Recent advances in spoken dialogue language models (SDLMs) reflect growing interest in shifting from turn-based to full-duplex systems, where the models continuously perceive user speech streams while generating responses. This simultaneous listening and speaking design enables real-time interaction and the agent can handle dynamic conversational behaviors like user barge-in. However, during the listening phase, existing systems keep the agent idle by repeatedly predicting the silence token, which departs from human behavior: we usually engage in lightweight thinking during conversation rather than remaining absent-minded. Inspired by this, we propose Chronological Thinking, a on-the-fly conversational thinking mechanism that aims to improve response quality in full-duplex SDLMs.
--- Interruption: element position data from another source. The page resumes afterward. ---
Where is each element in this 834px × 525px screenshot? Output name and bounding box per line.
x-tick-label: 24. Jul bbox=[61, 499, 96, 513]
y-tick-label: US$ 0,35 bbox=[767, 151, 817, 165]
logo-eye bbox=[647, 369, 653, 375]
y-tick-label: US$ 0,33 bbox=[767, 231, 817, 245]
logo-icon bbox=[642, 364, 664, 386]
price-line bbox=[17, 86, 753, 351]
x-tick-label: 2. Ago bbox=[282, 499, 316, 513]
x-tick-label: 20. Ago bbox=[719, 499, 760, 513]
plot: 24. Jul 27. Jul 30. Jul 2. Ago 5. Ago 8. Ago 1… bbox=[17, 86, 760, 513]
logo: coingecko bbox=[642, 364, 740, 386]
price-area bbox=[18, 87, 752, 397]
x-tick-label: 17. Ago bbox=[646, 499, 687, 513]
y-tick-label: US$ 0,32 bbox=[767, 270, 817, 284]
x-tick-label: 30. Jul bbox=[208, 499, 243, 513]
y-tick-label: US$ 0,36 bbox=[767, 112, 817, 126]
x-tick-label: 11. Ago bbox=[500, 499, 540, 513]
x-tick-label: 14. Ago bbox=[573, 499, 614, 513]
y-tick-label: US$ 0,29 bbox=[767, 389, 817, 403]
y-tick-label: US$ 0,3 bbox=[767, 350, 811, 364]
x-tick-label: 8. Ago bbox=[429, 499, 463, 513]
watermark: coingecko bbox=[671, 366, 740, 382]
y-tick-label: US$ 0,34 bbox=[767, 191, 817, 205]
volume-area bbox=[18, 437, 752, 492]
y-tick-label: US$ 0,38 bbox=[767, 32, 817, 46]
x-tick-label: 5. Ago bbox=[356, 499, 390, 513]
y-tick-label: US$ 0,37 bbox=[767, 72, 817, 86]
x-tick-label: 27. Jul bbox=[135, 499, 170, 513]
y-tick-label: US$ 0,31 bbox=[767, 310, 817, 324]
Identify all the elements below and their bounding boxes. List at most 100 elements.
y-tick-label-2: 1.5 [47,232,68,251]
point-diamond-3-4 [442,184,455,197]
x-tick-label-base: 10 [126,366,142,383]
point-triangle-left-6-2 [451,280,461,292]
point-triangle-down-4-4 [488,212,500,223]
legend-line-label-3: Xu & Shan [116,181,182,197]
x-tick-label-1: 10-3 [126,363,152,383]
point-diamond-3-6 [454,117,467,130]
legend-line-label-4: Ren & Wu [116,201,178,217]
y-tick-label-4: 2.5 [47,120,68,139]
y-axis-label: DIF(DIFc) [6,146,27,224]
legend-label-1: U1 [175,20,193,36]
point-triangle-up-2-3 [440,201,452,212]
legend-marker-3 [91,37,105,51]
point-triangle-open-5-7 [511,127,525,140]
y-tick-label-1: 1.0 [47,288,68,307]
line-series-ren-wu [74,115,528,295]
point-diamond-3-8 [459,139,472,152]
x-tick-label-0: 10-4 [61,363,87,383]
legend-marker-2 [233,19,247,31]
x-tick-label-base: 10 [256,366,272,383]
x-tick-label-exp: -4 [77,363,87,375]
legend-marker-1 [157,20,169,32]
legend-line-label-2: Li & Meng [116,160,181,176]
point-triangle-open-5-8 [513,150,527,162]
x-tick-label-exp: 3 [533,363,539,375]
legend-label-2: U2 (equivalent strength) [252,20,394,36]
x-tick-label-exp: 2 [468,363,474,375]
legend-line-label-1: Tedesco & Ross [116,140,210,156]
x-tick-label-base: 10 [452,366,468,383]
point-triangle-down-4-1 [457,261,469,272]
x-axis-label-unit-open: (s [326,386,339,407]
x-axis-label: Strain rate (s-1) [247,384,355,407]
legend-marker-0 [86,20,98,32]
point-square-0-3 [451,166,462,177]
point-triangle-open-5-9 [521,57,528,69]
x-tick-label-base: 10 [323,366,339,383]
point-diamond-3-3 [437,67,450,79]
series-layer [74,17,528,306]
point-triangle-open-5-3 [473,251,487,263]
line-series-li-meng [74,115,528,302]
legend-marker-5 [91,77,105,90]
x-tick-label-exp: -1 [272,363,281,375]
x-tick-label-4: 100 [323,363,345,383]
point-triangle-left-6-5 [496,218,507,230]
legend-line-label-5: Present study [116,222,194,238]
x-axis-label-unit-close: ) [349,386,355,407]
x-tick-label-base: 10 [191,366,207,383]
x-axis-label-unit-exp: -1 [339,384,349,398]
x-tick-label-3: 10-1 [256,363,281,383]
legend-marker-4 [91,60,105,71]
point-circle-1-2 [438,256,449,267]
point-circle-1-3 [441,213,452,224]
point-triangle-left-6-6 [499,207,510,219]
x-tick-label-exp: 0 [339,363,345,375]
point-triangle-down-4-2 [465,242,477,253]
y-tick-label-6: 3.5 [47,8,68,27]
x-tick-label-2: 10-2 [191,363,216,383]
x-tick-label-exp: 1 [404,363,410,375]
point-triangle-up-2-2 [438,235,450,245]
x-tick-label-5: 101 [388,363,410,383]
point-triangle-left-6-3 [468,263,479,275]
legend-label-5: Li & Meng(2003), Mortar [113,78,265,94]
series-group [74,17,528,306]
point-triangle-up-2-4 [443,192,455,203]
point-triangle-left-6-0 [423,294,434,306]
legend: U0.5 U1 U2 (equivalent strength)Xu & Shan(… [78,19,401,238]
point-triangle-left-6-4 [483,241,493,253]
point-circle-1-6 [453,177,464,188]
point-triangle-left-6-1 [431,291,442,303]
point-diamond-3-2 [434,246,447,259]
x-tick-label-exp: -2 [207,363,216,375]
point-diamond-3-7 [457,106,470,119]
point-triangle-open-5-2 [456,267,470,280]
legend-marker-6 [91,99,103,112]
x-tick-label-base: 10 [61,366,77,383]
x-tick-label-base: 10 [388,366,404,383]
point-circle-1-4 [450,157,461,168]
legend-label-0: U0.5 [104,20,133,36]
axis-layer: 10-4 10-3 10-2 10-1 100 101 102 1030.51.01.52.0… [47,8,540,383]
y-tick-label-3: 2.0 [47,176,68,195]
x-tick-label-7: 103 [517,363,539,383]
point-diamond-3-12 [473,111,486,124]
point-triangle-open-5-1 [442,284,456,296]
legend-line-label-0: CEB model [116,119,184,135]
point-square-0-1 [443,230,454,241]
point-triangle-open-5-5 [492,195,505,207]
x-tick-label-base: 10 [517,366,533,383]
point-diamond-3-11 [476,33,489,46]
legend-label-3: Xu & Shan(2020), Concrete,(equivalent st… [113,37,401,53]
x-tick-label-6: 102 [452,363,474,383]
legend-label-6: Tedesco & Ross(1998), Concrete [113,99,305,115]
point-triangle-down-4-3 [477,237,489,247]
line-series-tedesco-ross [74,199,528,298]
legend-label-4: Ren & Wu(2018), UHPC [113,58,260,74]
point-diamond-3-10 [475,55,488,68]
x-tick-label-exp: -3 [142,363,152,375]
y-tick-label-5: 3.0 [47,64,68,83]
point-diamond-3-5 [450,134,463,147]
Specifically, chronological thinking presents a paradigm shift from conventional LLM thinking approaches, such as Chain-of-Thought, purpose-built for streaming acoustic input. (1) Strictly causal: the agent reasons incrementally while listening, updating internal hypotheses only from past audio with no lookahead. (2) No additional latency: reasoning is amortized during the listening window; once the user stops speaking, the agent halts thinking and begins speaking without further delay. Experiments demonstrate the effectiveness of chronological thinking through both objective metrics and human evaluations show consistent improvements in response quality. Furthermore, chronological thinking robustly handles conversational dynamics and attains competitive performance on full-duplex interaction metrics.

Paper Structure

This paper contains 21 sections, 5 equations, 4 figures, 6 tables.

Figures (4)

  • Figure 1: Comparison of a) turn-based SDLMs, b) full-duplex SDLMs c) chronological thinking in full-duplex SDLMs (ours) and d) human conversational thinking patterns.
  • Figure 2: The network architecture of CT-Duplex with chronological thinking mechanism. Our model consists of a streaming speech encoder, a speech codec, an LLM backbone and a Transformer decoder. Chronological thinking happens during the listening phase.
  • Figure 3: The A/B test results, including evaluations of both audio generation quality and response content quality.
  • Figure 4: A dialogue example with chronological thinking chains.